As acknowledged in its Renewables 2021 report, the International Energy Agency indicated that even though the cost competitiveness of DERs like solar PV and electric vehicles are driving the expansion of renewables, the major roadblock of the lack of grid infrastructure will curtail expected growth. That is where DERMS come in; they enable utilities and consumers to get the most from the existing grid.

With electric vehicles alone increasing a home’s energy consumption by up to 50% or more, transformers in need of replacement and even newer ones that do not have the right capacity to manage the load are set to experience a multitude of issues. This is where DERs and DERMS must come together to minimize the impact on existing infrastructure. A model-aware DERMS can dispatch DERs to enhance operational efficiencies and improve reliability.

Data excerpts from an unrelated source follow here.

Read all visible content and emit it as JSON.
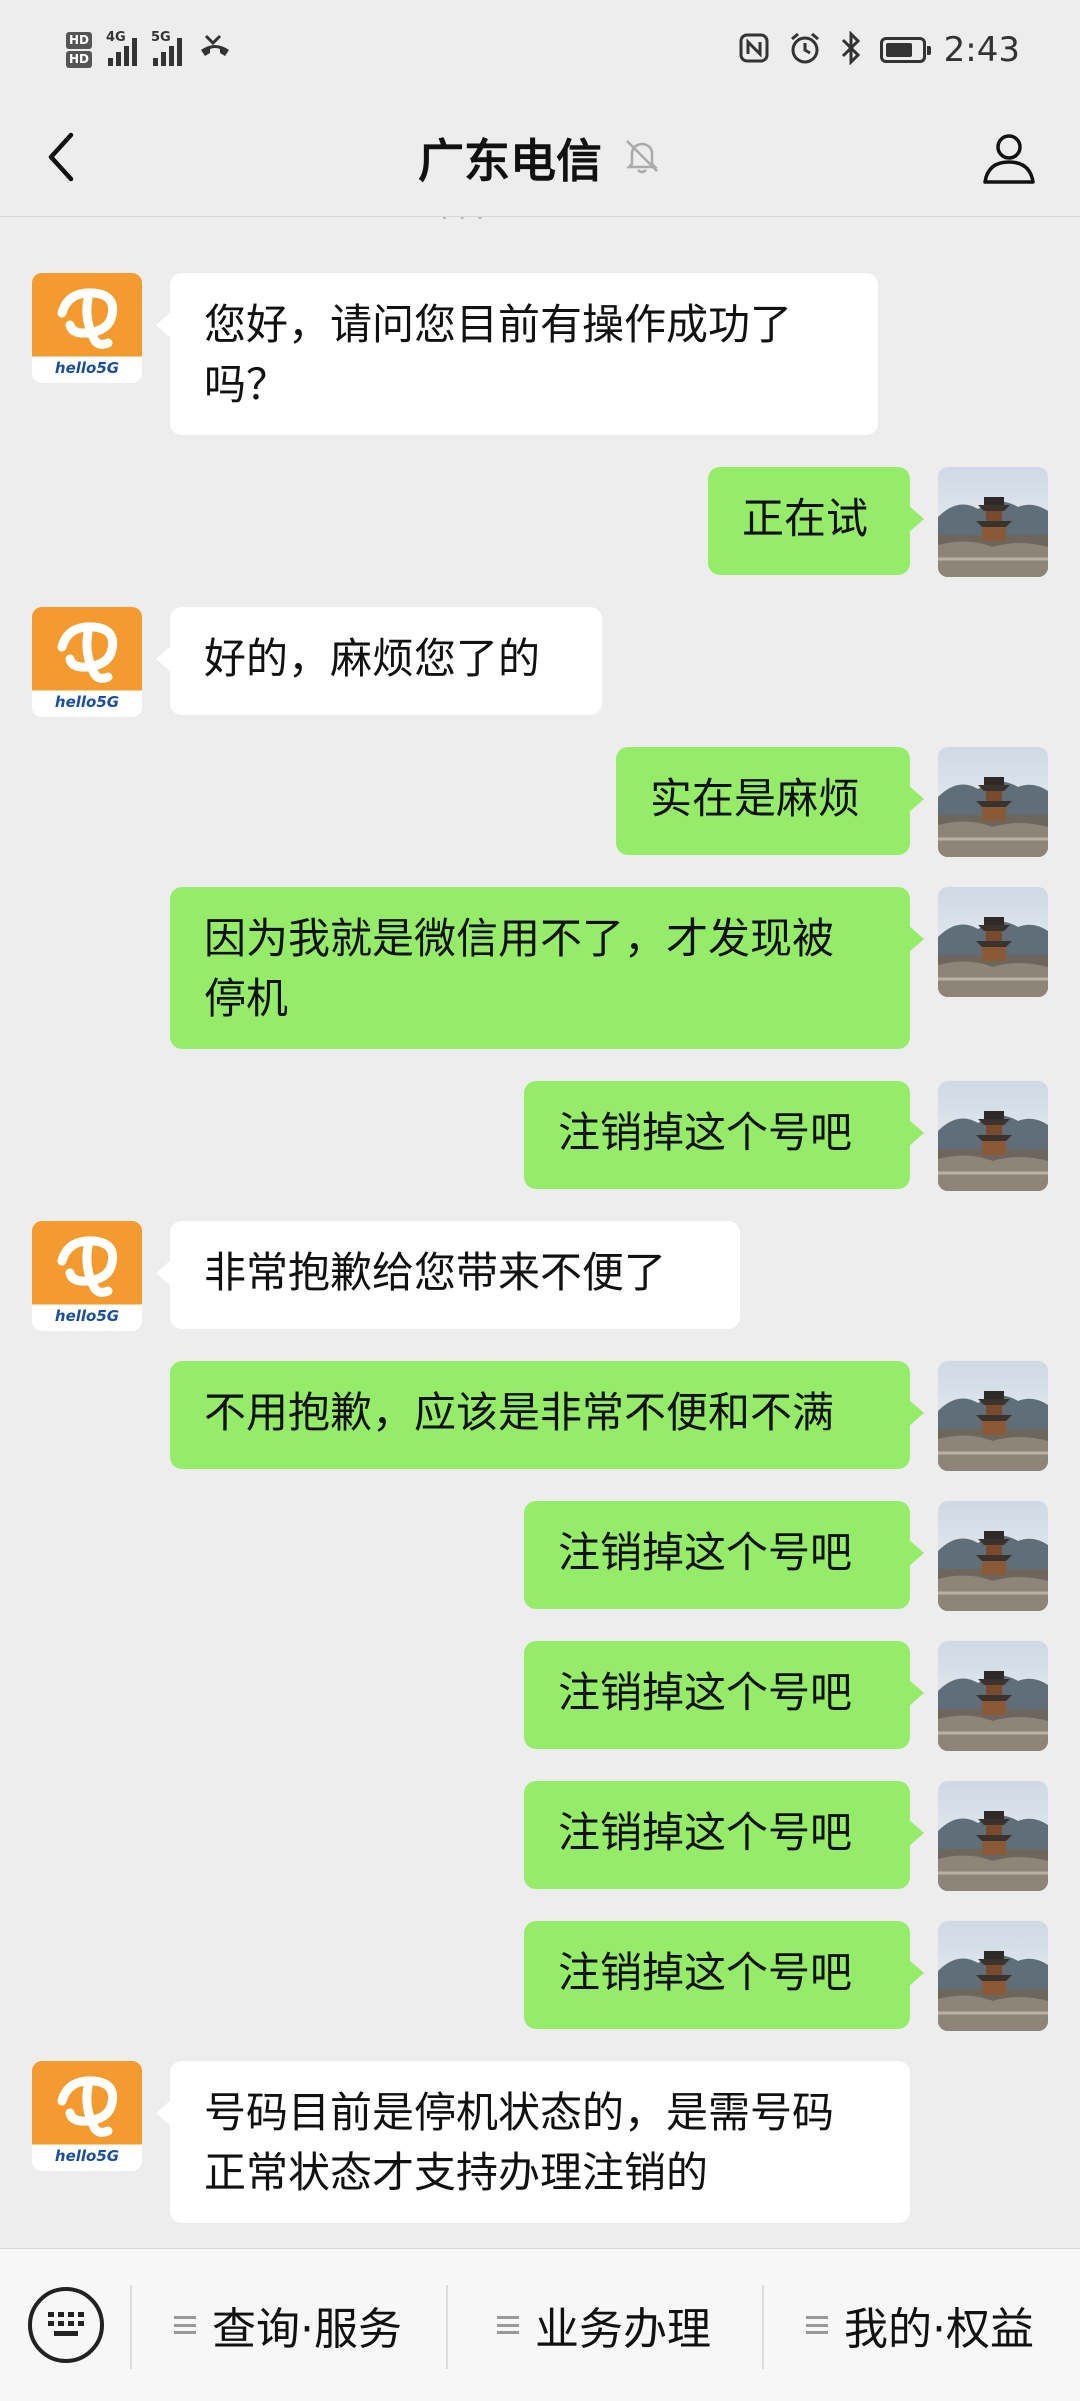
{
  "status_bar": {
    "left": {
      "hd_labels": [
        "HD",
        "HD"
      ],
      "net1": "4G",
      "net2": "5G"
    },
    "icons": [
      "nfc-icon",
      "alarm-icon",
      "bluetooth-icon"
    ],
    "battery_level": 0.75,
    "time": "2:43"
  },
  "header": {
    "back_icon": "chevron-left-icon",
    "title": "广东电信",
    "mute_icon": "bell-off-icon",
    "profile_icon": "person-icon"
  },
  "colors": {
    "background": "#ededed",
    "bubble_sent": "#95ec69",
    "bubble_received": "#ffffff",
    "telecom_orange": "#f39b2f"
  },
  "avatars": {
    "telecom_caption": "hello5G"
  },
  "messages": [
    {
      "from": "them",
      "lines": [
        "您好，请问您目前有操作成功了",
        "吗？"
      ]
    },
    {
      "from": "me",
      "lines": [
        "正在试"
      ]
    },
    {
      "from": "them",
      "lines": [
        "好的，麻烦您了的"
      ]
    },
    {
      "from": "me",
      "lines": [
        "实在是麻烦"
      ]
    },
    {
      "from": "me",
      "lines": [
        "因为我就是微信用不了，才发现被",
        "停机"
      ]
    },
    {
      "from": "me",
      "lines": [
        "注销掉这个号吧"
      ]
    },
    {
      "from": "them",
      "lines": [
        "非常抱歉给您带来不便了"
      ]
    },
    {
      "from": "me",
      "lines": [
        "不用抱歉，应该是非常不便和不满"
      ]
    },
    {
      "from": "me",
      "lines": [
        "注销掉这个号吧"
      ]
    },
    {
      "from": "me",
      "lines": [
        "注销掉这个号吧"
      ]
    },
    {
      "from": "me",
      "lines": [
        "注销掉这个号吧"
      ]
    },
    {
      "from": "me",
      "lines": [
        "注销掉这个号吧"
      ]
    },
    {
      "from": "them",
      "lines": [
        "号码目前是停机状态的，是需号码",
        "正常状态才支持办理注销的"
      ]
    }
  ],
  "bottom_menu": {
    "keyboard_icon": "keyboard-icon",
    "items": [
      {
        "label": "查询·服务"
      },
      {
        "label": "业务办理"
      },
      {
        "label": "我的·权益"
      }
    ]
  }
}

The adoption of renewable energy resources shows no indication of slowing down any time soon, with recent incentives and legislation that continue to propel innovations in the renewable energy sector forward. With the shift away from carbon-emitting fossil fuels and transition to using DERs, understanding the role of DERMS will be essential in ensuring a successful clean energy transition for years to come.

While much work needs to be done to keep up with renewable energy growth, the integration of modernized, smart and data-driven grids serves an irreplaceable purpose to improve environmental impacts, resilience and efficiency for the incoming wave of new technologies set to improve the world.

Andy Bennett is CEO of mPrest Inc., a developer of distributed asset orchestration and optimization software.